I think you miss the mark in identifying hubris and belief systems as the center of the matter. The issue is short-term expediency and payoff versus long-term consequences. It is about ignorance versus competent understanding. It is especially about greed and selfishness versus responsibility and concern for the broader good.
Thank you for raising the subject.
Robert,
I must say that rarely have I disagreed more with something written on a progressive site.

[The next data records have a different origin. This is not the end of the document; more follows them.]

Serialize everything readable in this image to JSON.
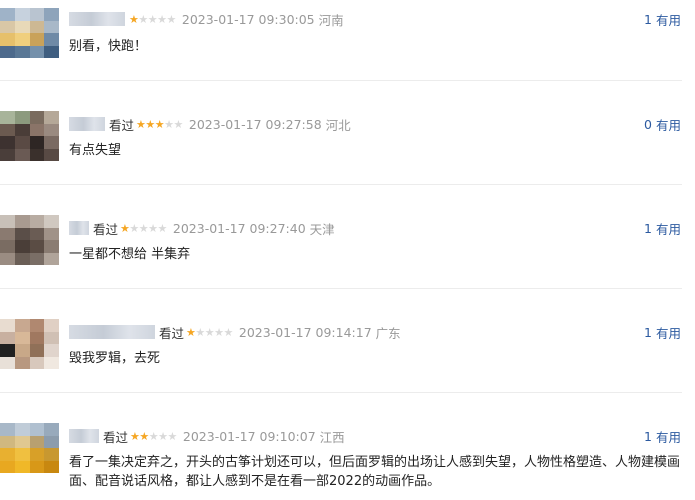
{
  "vote_label": "有用",
  "watched_label": "看过",
  "comments": [
    {
      "rating": 1,
      "time": "2023-01-17 09:30:05",
      "location": "河南",
      "votes": "1",
      "content": "别看，快跑！",
      "watched": false
    },
    {
      "rating": 3,
      "time": "2023-01-17 09:27:58",
      "location": "河北",
      "votes": "0",
      "content": "有点失望",
      "watched": true
    },
    {
      "rating": 1,
      "time": "2023-01-17 09:27:40",
      "location": "天津",
      "votes": "1",
      "content": "一星都不想给 半集弃",
      "watched": true
    },
    {
      "rating": 1,
      "time": "2023-01-17 09:14:17",
      "location": "广东",
      "votes": "1",
      "content": "毁我罗辑，去死",
      "watched": true
    },
    {
      "rating": 2,
      "time": "2023-01-17 09:10:07",
      "location": "江西",
      "votes": "1",
      "content": "看了一集决定弃之，开头的古筝计划还可以，但后面罗辑的出场让人感到失望，人物性格塑造、人物建模画面、配音说话风格，都让人感到不是在看一部2022的动画作品。",
      "watched": true
    }
  ],
  "colors": {
    "star_on": "#f5a623",
    "star_off": "#d9d9d9",
    "link": "#2c5aa0",
    "meta_text": "#999999"
  }
}
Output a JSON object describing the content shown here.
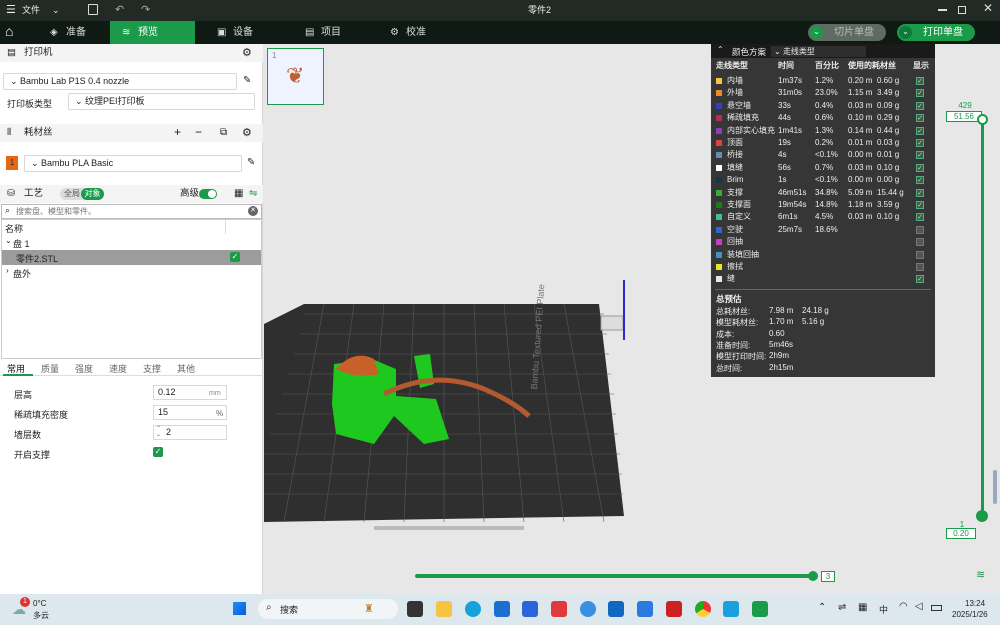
{
  "titlebar": {
    "menu": "文件",
    "title": "零件2"
  },
  "nav": {
    "tabs": [
      "准备",
      "预览",
      "设备",
      "项目",
      "校准"
    ],
    "active": "预览",
    "slice_btn": "切片单盘",
    "print_btn": "打印单盘"
  },
  "printer": {
    "section": "打印机",
    "model": "Bambu Lab P1S 0.4 nozzle",
    "plate_label": "打印板类型",
    "plate_value": "纹理PEI打印板"
  },
  "filament": {
    "section": "耗材丝",
    "index": "1",
    "name": "Bambu PLA Basic"
  },
  "process": {
    "section": "工艺",
    "toggle_all": "全局",
    "toggle_obj": "对象",
    "advanced": "高级",
    "search_placeholder": "搜索盘、模型和零件。"
  },
  "tree": {
    "header": "名称",
    "plate": "盘 1",
    "part": "零件2.STL",
    "outside": "盘外"
  },
  "settings_tabs": [
    "常用",
    "质量",
    "强度",
    "速度",
    "支撑",
    "其他"
  ],
  "settings": {
    "layer_height": {
      "label": "层高",
      "value": "0.12",
      "unit": "mm"
    },
    "infill": {
      "label": "稀疏填充密度",
      "value": "15",
      "unit": "%"
    },
    "walls": {
      "label": "墙层数",
      "value": "2"
    },
    "support": {
      "label": "开启支撑"
    }
  },
  "legend": {
    "header": "颜色方案",
    "scheme": "走线类型",
    "columns": [
      "走线类型",
      "时间",
      "百分比",
      "使用的耗材丝",
      "显示"
    ],
    "rows": [
      {
        "name": "内墙",
        "time": "1m37s",
        "pct": "1.2%",
        "len": "0.20 m",
        "wt": "0.60 g",
        "color": "#f5c542",
        "on": true
      },
      {
        "name": "外墙",
        "time": "31m0s",
        "pct": "23.0%",
        "len": "1.15 m",
        "wt": "3.49 g",
        "color": "#f08a20",
        "on": true
      },
      {
        "name": "悬空墙",
        "time": "33s",
        "pct": "0.4%",
        "len": "0.03 m",
        "wt": "0.09 g",
        "color": "#3040c0",
        "on": true
      },
      {
        "name": "稀疏填充",
        "time": "44s",
        "pct": "0.6%",
        "len": "0.10 m",
        "wt": "0.29 g",
        "color": "#b03050",
        "on": true
      },
      {
        "name": "内部实心填充",
        "time": "1m41s",
        "pct": "1.3%",
        "len": "0.14 m",
        "wt": "0.44 g",
        "color": "#8a40b0",
        "on": true
      },
      {
        "name": "顶面",
        "time": "19s",
        "pct": "0.2%",
        "len": "0.01 m",
        "wt": "0.03 g",
        "color": "#e04040",
        "on": true
      },
      {
        "name": "桥接",
        "time": "4s",
        "pct": "<0.1%",
        "len": "0.00 m",
        "wt": "0.01 g",
        "color": "#6a8ab0",
        "on": true
      },
      {
        "name": "填缝",
        "time": "56s",
        "pct": "0.7%",
        "len": "0.03 m",
        "wt": "0.10 g",
        "color": "#ffffff",
        "on": true
      },
      {
        "name": "Brim",
        "time": "1s",
        "pct": "<0.1%",
        "len": "0.00 m",
        "wt": "0.00 g",
        "color": "#103a40",
        "on": true
      },
      {
        "name": "支撑",
        "time": "46m51s",
        "pct": "34.8%",
        "len": "5.09 m",
        "wt": "15.44 g",
        "color": "#30b030",
        "on": true
      },
      {
        "name": "支撑面",
        "time": "19m54s",
        "pct": "14.8%",
        "len": "1.18 m",
        "wt": "3.59 g",
        "color": "#1c7a1c",
        "on": true
      },
      {
        "name": "自定义",
        "time": "6m1s",
        "pct": "4.5%",
        "len": "0.03 m",
        "wt": "0.10 g",
        "color": "#40c090",
        "on": true
      },
      {
        "name": "空驶",
        "time": "25m7s",
        "pct": "18.6%",
        "len": "",
        "wt": "",
        "color": "#2a6ad0",
        "on": false
      },
      {
        "name": "回抽",
        "time": "",
        "pct": "",
        "len": "",
        "wt": "",
        "color": "#c040c0",
        "on": false
      },
      {
        "name": "装填回抽",
        "time": "",
        "pct": "",
        "len": "",
        "wt": "",
        "color": "#4090c0",
        "on": false
      },
      {
        "name": "擦拭",
        "time": "",
        "pct": "",
        "len": "",
        "wt": "",
        "color": "#e8e820",
        "on": false
      },
      {
        "name": "缝",
        "time": "",
        "pct": "",
        "len": "",
        "wt": "",
        "color": "#e8e8e8",
        "on": true
      }
    ],
    "summary_title": "总预估",
    "summary": [
      {
        "k": "总耗材丝:",
        "v1": "7.98 m",
        "v2": "24.18 g"
      },
      {
        "k": "模型耗材丝:",
        "v1": "1.70 m",
        "v2": "5.16 g"
      },
      {
        "k": "成本:",
        "v1": "0.60",
        "v2": ""
      },
      {
        "k": "准备时间:",
        "v1": "5m46s",
        "v2": ""
      },
      {
        "k": "模型打印时间:",
        "v1": "2h9m",
        "v2": ""
      },
      {
        "k": "总时间:",
        "v1": "2h15m",
        "v2": ""
      }
    ]
  },
  "viewport": {
    "plate_label": "Bambu Textured PEI Plate",
    "thumb_index": "1",
    "layer_top": "429",
    "height_top": "51.56",
    "layer_bottom": "1",
    "height_bottom": "0.20",
    "move_value": "3"
  },
  "taskbar": {
    "weather_temp": "0°C",
    "weather_desc": "多云",
    "weather_badge": "1",
    "search": "搜索",
    "ime": "中",
    "time": "13:24",
    "date": "2025/1/26"
  }
}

First the word fundamentalism is a complete misnomer. There is no ideological disposition that allows for radical adherence to a particular worldview. Indeed, there are a good number of folks who believe in the advance and progress of human-kind. But these advances almost always come with a desire to manage and fully understand the implications of the new technology. Let's look at some examples:
Medical technology: The FDA tests new technologies and drugs for safety in a rigorous, expensive process. Doctors then figure out to incorporate these new advances into their practices, often with a good deal of debate, second-guessing and adjustment.
ICT Technology: One word - Internet. Internet has completely transformed virtually every aspect of social, political and economic arrangements. Almost always the expanded access to information has led to quite positive outcomes so that an uprising an Tunisia can spread through the Arab world within weeks or we can access this site and have a discussion like we are doing now. We would have not likely been otherwise connected.
The adjustment period has not been easy. New laws and rules have to be established as to governance of the Internet. Indeed, an extra-governmental international institution was set up for governance of the Internet. Humans are adapting to what they've created quite well.
I do believe this drive of discovery and progress is part of the nature of being human. There is also something quintesentially American as so many of the advances have come from enterprising Americans and we are especially quick to incorporate new technologies into our lives.
I am not sure what you are suggesting as an alternative. Are you saying we should slow down the pace of technical change? Tell that to the MIT research team working on more efficient solar technology or the Silicon Valley startup focusing on viable electrical cars or the AIDS researchers continuing to look for a cure, even while making the disease now manageable and not a death sentence.
You've identified essentially a non-existent problem and have not really offered a solution other than practicing humility. While we could all use a little more humility, we should also not stop innovating because we fear the consequences, but rather continue to figure out how to govern and derive maximum benefit while minimizing the costs of technology as it develops.
Discovery and progress is part of the human spirit, but its not for the scared.